Being honest when people would rather just remain as friendly strangers is as good as being confrontational.

It would merely make people uncomfortable and shrink away. It could come across as being intrusive. It may be met with aloof disdain.

Reason: There is a dichotomy in what one wants and what the people around one expects. We all expect to be polite strangers and want nothing more than to be polite strangers and sharing personal history goes again such wishes. (Or are we even expecting this?)

The disharmony deepens when what one expects from others is different from what others are willing to share.

Expecting others to be comfortably and completely honest is, on hindsight, rude. Used to think that being completely honest is a sign of respect for the other party but now, feels otherwise.

Expecting honesty doesn't respect the unique individuality and experiences of people. Perhaps one has experienced great hurt after being too open and hiding one's true feelings is the best defense mechanism? Perhaps one is just naturally shy and finds being expressive a struggle? Perhaps perhaps perhaps.

The unknown factors create such room for doubt that expecting honesty become myopic and selfish, no longer a mark of respect.
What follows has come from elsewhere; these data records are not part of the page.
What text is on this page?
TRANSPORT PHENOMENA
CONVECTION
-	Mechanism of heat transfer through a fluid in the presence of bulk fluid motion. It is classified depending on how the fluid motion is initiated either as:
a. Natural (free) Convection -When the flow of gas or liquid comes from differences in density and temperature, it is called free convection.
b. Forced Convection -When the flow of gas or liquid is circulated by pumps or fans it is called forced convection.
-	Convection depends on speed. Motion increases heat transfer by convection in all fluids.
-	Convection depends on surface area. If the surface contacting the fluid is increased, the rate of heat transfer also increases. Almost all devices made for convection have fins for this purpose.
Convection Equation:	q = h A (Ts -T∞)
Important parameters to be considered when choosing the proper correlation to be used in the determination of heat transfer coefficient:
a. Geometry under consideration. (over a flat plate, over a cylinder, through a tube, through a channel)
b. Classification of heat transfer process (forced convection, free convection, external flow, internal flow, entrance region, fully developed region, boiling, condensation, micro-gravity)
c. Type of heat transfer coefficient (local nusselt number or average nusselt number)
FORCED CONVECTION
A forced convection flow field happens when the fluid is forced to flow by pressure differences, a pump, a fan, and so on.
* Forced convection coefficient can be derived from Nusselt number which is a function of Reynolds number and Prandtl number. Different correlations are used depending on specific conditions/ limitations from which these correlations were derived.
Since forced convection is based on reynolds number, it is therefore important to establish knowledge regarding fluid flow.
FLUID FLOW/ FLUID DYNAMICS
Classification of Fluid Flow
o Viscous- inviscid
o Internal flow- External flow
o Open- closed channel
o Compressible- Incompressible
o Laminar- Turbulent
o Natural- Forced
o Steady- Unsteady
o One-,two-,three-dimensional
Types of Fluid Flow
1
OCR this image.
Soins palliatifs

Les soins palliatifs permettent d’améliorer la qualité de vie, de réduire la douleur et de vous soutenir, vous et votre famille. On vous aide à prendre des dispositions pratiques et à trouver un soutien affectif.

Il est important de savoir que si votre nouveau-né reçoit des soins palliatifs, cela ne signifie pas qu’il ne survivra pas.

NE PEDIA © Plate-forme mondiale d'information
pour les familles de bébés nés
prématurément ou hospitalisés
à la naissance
There can be no questioning: Honesty is the best policy. But, by elimination, not saying the complete truth is a close second. One must not discount the value of holding back.

A really simple issue.

If not for the fact that one must know when to be honest with one's thoughts and when not to. And when to balance on the tightrope with half-truths and white-lies. A lesson that might - most unfortunately - take a lifetime to learn.